China’s determination to become what President Xi Jinping called a “great maritime power” and how the United States should respond has received a lot of media attention.
Recently, Rear Admiral Michael McDevitt, now a senior fellow at the Center for Naval Analyses (CNA), in a recent paper delivered at a two-day CNA conference on Chinese maritime power, suggested that by 2020 China’s navy will increasingly look like a smaller version of the US Navy and will be “the second most capable ‘far seas’ navy in the world,” reports The Diplomat.

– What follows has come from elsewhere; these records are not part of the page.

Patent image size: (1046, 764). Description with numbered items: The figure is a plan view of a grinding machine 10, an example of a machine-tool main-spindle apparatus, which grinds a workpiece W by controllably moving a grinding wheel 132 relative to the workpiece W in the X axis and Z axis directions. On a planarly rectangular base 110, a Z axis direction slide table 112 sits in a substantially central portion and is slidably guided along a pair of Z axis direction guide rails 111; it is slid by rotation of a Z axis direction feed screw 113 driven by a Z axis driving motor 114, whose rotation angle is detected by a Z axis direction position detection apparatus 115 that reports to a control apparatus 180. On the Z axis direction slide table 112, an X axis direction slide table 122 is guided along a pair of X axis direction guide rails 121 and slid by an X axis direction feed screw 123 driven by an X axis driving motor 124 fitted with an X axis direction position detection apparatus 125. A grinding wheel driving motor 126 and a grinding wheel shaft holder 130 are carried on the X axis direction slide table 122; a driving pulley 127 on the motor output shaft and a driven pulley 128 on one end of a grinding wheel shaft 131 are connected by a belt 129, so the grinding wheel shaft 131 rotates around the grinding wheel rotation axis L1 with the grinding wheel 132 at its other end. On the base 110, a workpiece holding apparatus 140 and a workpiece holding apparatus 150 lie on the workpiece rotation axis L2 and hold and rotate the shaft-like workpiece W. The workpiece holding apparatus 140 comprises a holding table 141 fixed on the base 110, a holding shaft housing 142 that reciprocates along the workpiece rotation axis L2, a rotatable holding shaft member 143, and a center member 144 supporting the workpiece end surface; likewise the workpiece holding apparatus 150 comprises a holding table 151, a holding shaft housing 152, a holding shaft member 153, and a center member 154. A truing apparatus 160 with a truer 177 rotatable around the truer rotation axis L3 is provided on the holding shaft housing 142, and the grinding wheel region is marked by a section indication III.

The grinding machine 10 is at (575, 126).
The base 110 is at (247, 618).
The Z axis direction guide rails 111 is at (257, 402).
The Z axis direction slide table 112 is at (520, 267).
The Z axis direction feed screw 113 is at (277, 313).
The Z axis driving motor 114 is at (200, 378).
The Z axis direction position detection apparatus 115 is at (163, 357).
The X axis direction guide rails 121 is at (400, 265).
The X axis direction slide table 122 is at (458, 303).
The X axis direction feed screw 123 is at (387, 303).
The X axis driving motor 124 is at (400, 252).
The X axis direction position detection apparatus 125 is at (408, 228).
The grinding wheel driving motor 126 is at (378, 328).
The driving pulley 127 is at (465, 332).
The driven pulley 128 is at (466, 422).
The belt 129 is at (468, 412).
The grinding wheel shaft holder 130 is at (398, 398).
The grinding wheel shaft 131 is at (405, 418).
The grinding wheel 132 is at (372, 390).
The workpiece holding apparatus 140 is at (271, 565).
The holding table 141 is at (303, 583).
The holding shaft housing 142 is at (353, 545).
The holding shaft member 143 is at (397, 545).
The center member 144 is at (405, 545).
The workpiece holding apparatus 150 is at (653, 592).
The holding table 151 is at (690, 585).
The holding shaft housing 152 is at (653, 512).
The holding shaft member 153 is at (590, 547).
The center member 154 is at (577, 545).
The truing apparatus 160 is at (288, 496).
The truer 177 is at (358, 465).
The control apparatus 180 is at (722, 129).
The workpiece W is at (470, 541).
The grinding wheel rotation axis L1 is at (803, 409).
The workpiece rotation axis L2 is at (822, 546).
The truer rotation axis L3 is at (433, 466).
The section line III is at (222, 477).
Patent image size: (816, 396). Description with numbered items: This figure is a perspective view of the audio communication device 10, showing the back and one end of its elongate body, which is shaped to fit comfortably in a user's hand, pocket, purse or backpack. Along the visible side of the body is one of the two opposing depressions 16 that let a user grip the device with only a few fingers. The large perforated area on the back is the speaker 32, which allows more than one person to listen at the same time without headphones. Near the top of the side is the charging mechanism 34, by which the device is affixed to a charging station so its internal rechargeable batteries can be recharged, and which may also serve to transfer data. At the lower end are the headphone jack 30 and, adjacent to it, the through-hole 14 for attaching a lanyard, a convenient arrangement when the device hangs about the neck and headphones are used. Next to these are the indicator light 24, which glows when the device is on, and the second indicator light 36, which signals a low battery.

In five years, the People’s Liberation Army Navy (PLAN) capabilities will surpass most other navies – China would have as many aircraft carriers as Britain and India, more nuclear attack submarines than either Britain or France, and as many AEGIS-like destroyers as all the other non-US navies combined.
China would have two aircraft carriers, 20-22 AEGIS like destroyers and 6-7 nuclear attack submarines, while United States would have eleven aircraft carriers; 88 AEGIS like destroyers; and 48 nuclear attack submarines.
While China would still be considerably behind the US Navy, its growing capabilities could already begin to have significant consequences for the United States and other countries in five years, McDevitt noted.
By 2020, seeing Chinese warships in the far reaches of the Indian Ocean and the Mediterranean would become a much more routine affair, and some US allies and partners may grow increasingly nervous.
But McDevitt pointed out during the conference that US submarines will continue to remain a distinct American asymmetric advantage. Even here, though, he warned that numbers still do count, “We need as many subs as we need to make sure that the Chinese worry about that a lot,” McDevitt said.